For a few moments James was silent. ‘My mother?’ he asked.
‘Yes. Your mother. Was she . . . dominating?’
There was something odd in James’s eyes as he looked at Caroline. ‘My mother,’ he said quietly, ‘was completely absent from my childhood. I never met her. Not once. Or at least not that I can remember.’
Caroline felt a twinge of anxiety. Her question had been a prying one but she had not expected to uncover something quite as uncomfortable as this.
‘You needn’t talk about it if you don’t want to, James,’ she said. He looked at her again. ‘All right,’ he said. ‘I won’t.’
After their truncated conversation about mothers, Caroline and James moved into the kitchen to start baking biscuits. The maternal conversation had been brief, and indeed only covered the mother of one of them. Had the conversation developed more fully, then it might have progressed to deal with Caroline’s own mother, Frances Jarvis, about whom Caroline had a considerable amount to say. Had James merely asked, ‘What about your own mother, Caroline?’ there would have been a brief pause, as if to underline the significance of what was to follow, and then Caroline would have said, ‘My mother? Oh, James, where does one start?’

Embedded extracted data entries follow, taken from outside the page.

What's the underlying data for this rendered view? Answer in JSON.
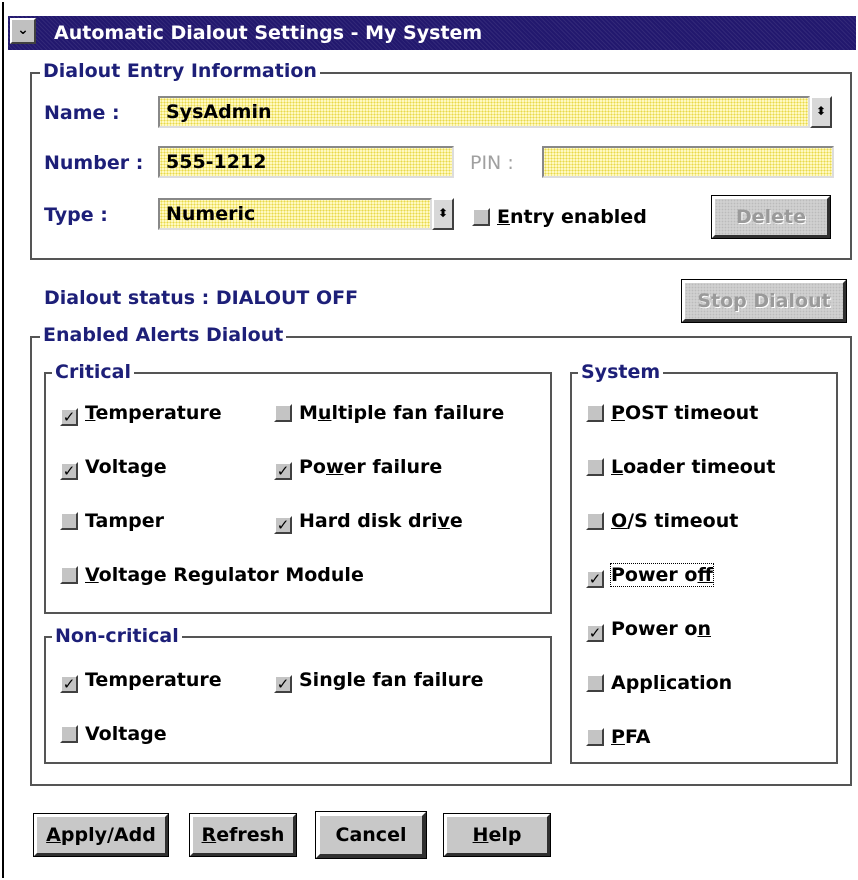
{
  "window": {
    "title": "Automatic Dialout Settings - My System",
    "system_menu_glyph": "⌄"
  },
  "entry": {
    "legend": "Dialout Entry Information",
    "name_label": "Name :",
    "name_value": "SysAdmin",
    "number_label": "Number :",
    "number_value": "555-1212",
    "pin_label": "PIN :",
    "pin_value": "",
    "type_label": "Type :",
    "type_value": "Numeric",
    "entry_enabled_label": "Entry enabled",
    "entry_enabled_checked": false,
    "delete_label": "Delete"
  },
  "status": {
    "text": "Dialout status : DIALOUT OFF",
    "stop_label": "Stop Dialout"
  },
  "alerts": {
    "legend": "Enabled Alerts Dialout",
    "critical": {
      "legend": "Critical",
      "items": [
        {
          "label": "Temperature",
          "checked": true
        },
        {
          "label": "Multiple fan failure",
          "checked": false
        },
        {
          "label": "Voltage",
          "checked": true
        },
        {
          "label": "Power failure",
          "checked": true
        },
        {
          "label": "Tamper",
          "checked": false
        },
        {
          "label": "Hard disk drive",
          "checked": true
        },
        {
          "label": "Voltage Regulator Module",
          "checked": false
        }
      ]
    },
    "noncritical": {
      "legend": "Non-critical",
      "items": [
        {
          "label": "Temperature",
          "checked": true
        },
        {
          "label": "Single fan failure",
          "checked": true
        },
        {
          "label": "Voltage",
          "checked": false
        }
      ]
    },
    "system": {
      "legend": "System",
      "items": [
        {
          "label": "POST timeout",
          "checked": false
        },
        {
          "label": "Loader timeout",
          "checked": false
        },
        {
          "label": "O/S timeout",
          "checked": false
        },
        {
          "label": "Power off",
          "checked": true
        },
        {
          "label": "Power on",
          "checked": true
        },
        {
          "label": "Application",
          "checked": false
        },
        {
          "label": "PFA",
          "checked": false
        }
      ]
    }
  },
  "buttons": {
    "apply": "Apply/Add",
    "refresh": "Refresh",
    "cancel": "Cancel",
    "help": "Help"
  },
  "colors": {
    "titlebar": "#22186e",
    "label_text": "#1d1f78",
    "field_bg": "#fff9c0"
  },
  "icons": {
    "check": "✓",
    "dropdown": "⬍"
  }
}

James would have smiled. ‘It’s never a simple question, is it? You never get people saying, “Oh yes, my mother. A very normal, integrated person. Nothing to say, really.” You don’t get that, do you?’
And Caroline would have agreed. ‘Never. But since you’ve asked about my mother, let me tell you.
‘Ever since I can remember - right back - my mother has had ambitions for me. Some mothers, I suppose, bring up their sons and daughters to do great things - to play the piano well, or to become tremendously good at some stupid sport, or to get the most fantastic exam results, or whatever. With my mother, all of that energy was focused on one thing - to make sure that I met the right sort of boys.’
‘No!’
‘Yes. Right from the beginning, when I was at nursery school, she spent a lot of time choosing my friends. They had to be nice . That was the word she used. They had to be nice. And if somebody wasn’t nice, then he was not allowed. That’s what she said: “Not very nice. Not allowed.”’
James would have sighed. ‘But all parents are like that. They have very clear ideas about who their children’s friends ought to be.’
Caroline would have conceded that point, but her mother, she felt, was in a different league from most parents. Her determination that Caroline should eventually marry a boy of whom she approved was single-minded and all-consuming. The teenage Caroline’s social programme was strictly vetted for suitability. Invitations to parties at the houses of boys who met maternal criteria were accepted with alacrity - by Frances, on behalf of Caroline - and those from dubious boys - unknown boys, as Frances called them, the sons of unknown parents - were turned down, again by Frances on behalf of her daughter.